Prior to working at the art center, Coley was employed at Educational Service Unit 13. While she enjoyed engaging with the public, she still longed to showcase her creative side.
One day, as she toured the art center and admiring artwork, she met artist Mary Hunt.
After meeting Hunt, Coley expressed an interest in working at the art center. While there was not a position open at the time, Coley began volunteering her time to help with shows and receptions.
“I wanted to get more experience being creative with my art,” she said.
Several months later with snow on the ground and school canceled, Coley and her sister decided to walk through the Bronson Gallery and see what artwork was on display.
“Michelle came up to me and asked if I’d be interested in the program manager,” Coley said. “I said yes.”
Michelle Denton said Coley is a vibrant, compassionate woman who brings energy and an inquisitive mind to the art center.
“I have enjoyed her as a person already and the arts center is blessed by her new perspective,” Denton said. “As an artist and writer she will be able to lead both adults and children to a better understanding and appreciation of the arts.”
Since taking the position as the program manager in March, she works alongside Denton on scheduling art classes for the community and also contacting artists about future shows.
While most jobs train new hires for a couple weeks, Coley said she continues to learn new responsibilities daily.
“There is a lot of behind the scene work that has to get done that Lena still trains me on,” Coley said. “She explained it like spinning plates where I start here and get all the way down there and then I have to come back. It’s always about thinking ahead.”
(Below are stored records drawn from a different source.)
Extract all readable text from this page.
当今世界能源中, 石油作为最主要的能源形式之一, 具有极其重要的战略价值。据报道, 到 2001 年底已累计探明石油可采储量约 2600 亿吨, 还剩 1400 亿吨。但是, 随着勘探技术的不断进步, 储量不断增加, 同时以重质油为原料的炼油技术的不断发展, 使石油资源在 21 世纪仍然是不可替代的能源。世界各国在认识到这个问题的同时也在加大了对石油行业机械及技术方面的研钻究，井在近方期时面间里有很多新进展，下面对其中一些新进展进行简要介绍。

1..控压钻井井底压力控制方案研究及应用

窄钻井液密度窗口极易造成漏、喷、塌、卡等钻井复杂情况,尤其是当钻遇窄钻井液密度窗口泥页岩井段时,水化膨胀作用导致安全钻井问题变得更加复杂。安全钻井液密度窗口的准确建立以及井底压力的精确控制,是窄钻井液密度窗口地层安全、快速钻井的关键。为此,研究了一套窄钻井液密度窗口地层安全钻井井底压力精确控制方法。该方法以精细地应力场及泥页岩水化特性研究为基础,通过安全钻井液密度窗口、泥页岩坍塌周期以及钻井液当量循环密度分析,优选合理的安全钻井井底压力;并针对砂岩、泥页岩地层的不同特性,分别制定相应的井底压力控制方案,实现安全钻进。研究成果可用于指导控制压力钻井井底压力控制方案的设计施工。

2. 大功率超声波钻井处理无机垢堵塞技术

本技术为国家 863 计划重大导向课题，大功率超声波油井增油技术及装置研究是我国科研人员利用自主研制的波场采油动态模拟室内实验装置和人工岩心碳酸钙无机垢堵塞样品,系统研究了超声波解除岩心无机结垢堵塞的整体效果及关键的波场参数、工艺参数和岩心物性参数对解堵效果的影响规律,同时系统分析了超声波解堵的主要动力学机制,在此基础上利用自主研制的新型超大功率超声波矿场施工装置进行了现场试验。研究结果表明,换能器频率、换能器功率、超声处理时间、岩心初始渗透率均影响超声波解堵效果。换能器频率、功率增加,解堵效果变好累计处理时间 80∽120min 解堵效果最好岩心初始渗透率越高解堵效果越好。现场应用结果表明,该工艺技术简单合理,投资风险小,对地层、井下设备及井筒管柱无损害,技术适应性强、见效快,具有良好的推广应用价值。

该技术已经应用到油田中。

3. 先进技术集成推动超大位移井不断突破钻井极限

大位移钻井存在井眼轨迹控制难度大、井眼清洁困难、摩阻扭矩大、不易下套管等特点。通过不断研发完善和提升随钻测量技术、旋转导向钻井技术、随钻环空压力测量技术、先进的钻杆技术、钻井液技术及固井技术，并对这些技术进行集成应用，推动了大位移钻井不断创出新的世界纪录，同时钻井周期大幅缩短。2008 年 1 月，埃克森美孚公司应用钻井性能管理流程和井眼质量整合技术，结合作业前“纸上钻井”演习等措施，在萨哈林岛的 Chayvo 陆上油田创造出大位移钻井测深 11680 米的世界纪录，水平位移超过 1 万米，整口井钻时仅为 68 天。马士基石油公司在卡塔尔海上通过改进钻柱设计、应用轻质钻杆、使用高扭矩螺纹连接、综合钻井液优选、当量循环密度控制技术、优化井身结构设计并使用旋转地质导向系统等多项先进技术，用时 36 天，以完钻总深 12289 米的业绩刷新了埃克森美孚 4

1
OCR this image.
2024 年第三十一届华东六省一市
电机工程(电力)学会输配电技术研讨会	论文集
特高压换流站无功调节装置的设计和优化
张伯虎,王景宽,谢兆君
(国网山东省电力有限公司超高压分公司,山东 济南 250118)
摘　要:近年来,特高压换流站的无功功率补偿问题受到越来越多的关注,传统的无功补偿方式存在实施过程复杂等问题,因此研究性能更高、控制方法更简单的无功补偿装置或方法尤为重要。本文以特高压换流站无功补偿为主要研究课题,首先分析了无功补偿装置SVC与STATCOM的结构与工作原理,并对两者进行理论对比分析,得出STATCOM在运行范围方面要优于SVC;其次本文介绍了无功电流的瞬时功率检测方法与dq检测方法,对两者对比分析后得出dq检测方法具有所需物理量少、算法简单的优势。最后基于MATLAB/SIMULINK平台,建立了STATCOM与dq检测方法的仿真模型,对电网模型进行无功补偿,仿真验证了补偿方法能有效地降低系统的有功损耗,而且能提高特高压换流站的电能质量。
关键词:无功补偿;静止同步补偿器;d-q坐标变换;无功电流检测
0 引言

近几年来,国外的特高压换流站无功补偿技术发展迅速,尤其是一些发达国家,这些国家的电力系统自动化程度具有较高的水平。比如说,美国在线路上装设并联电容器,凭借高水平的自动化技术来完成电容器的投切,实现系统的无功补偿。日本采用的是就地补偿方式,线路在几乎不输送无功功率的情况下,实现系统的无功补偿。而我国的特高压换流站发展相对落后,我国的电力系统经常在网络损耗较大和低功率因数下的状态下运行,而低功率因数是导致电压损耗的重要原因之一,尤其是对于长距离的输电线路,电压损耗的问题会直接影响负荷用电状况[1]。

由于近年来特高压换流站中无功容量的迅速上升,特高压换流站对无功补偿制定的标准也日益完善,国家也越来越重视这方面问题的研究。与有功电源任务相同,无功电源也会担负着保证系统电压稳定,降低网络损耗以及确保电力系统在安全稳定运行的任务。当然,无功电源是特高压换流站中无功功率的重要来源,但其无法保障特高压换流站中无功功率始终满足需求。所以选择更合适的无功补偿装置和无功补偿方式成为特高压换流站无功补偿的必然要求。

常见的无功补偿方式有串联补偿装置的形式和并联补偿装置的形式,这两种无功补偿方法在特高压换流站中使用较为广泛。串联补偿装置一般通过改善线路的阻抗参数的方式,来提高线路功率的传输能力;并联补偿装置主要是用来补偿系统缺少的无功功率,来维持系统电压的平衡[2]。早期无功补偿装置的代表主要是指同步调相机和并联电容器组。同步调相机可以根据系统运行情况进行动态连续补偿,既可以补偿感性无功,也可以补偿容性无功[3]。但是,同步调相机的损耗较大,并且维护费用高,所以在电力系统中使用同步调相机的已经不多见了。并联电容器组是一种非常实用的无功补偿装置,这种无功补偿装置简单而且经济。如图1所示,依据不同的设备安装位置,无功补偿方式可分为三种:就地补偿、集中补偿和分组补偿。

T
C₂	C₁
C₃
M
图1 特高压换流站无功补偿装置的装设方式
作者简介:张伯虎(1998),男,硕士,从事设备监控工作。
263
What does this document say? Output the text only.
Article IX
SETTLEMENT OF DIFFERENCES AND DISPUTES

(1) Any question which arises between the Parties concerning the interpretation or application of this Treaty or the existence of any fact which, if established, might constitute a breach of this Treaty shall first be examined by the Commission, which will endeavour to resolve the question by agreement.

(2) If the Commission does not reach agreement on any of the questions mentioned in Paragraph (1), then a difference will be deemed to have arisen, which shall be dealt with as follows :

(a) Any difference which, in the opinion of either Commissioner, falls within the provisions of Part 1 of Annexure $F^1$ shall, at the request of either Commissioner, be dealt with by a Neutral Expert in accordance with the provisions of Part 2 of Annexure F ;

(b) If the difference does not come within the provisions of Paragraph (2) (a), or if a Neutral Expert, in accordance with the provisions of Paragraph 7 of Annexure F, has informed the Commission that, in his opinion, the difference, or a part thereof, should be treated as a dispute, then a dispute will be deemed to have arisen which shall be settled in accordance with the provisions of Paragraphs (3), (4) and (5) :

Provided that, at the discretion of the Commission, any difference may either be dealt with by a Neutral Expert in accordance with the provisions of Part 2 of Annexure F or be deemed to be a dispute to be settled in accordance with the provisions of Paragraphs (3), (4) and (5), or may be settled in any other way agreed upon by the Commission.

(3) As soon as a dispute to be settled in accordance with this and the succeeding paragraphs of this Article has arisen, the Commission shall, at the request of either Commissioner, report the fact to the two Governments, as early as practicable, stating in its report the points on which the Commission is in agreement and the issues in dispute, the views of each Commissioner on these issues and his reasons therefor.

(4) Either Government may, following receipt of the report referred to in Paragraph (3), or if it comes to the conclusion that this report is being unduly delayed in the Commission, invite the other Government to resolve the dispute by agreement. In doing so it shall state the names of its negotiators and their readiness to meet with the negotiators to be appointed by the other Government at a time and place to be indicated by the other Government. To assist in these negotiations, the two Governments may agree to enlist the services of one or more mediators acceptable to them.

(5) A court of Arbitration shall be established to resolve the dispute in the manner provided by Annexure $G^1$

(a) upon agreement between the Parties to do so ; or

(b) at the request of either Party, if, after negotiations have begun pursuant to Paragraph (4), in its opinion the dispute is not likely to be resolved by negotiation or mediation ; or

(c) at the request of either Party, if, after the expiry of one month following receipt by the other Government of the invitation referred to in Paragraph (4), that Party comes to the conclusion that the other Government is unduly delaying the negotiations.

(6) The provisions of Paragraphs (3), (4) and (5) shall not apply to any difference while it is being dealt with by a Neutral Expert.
A challenge she has faced in her new position developing her communication and interpersonal skills.
“I’m an introverted personality,” she said. “I’m more comfortable than I thought I would be. I have to greet people and talk with people about their projects and the classes. I feel like I’ve been morphed into this job and doing the things I really want to do.”
Coley said her time at ESU 13 and the guidance from Lena Soto and Denton has helped her learn how to manage people and gain different perspectives about approaching a situation.
“I’m learning there are other perspectives and you need to learn about them and be open to them,” Coley said.
As the program manager, Coley wants to spread the word about programs the art center has to offer and engage with community members.
“It’s an awesome place and there are so many opportunities here,” she said. “I hope to make it grow and work with more people in the community to make this a place to go in Nebraska.”
Coley is preparing for the art center’s next two shows June 27, which features photography and artwork of the Old West Balloon Fest as well as the President’s Show featuring Picasso pieces.
“Picasso did all kinds of stuff, so it’s I’m hoping it’s going to be sculptures, collages and cubism,” Coley said. “I’m hoping to bring Picasso in here.”
Arts role has been present in Coley’s life since she was young and when she creates a piece, she said it is a reflection of herself.
“To me, I think it’s an extension of the person,” she said. “I like art because I can take what’s in my head and show it, so it has form.”
By organizing shows at the art center, Coley said it provides an opportunity for people to be themselves.
“When you’re showing me your art, you’re showing me a piece of you,” Coley said. “It should give you a feeling. I think it’s important for people to be themselves no matter what and art helps me be that person.”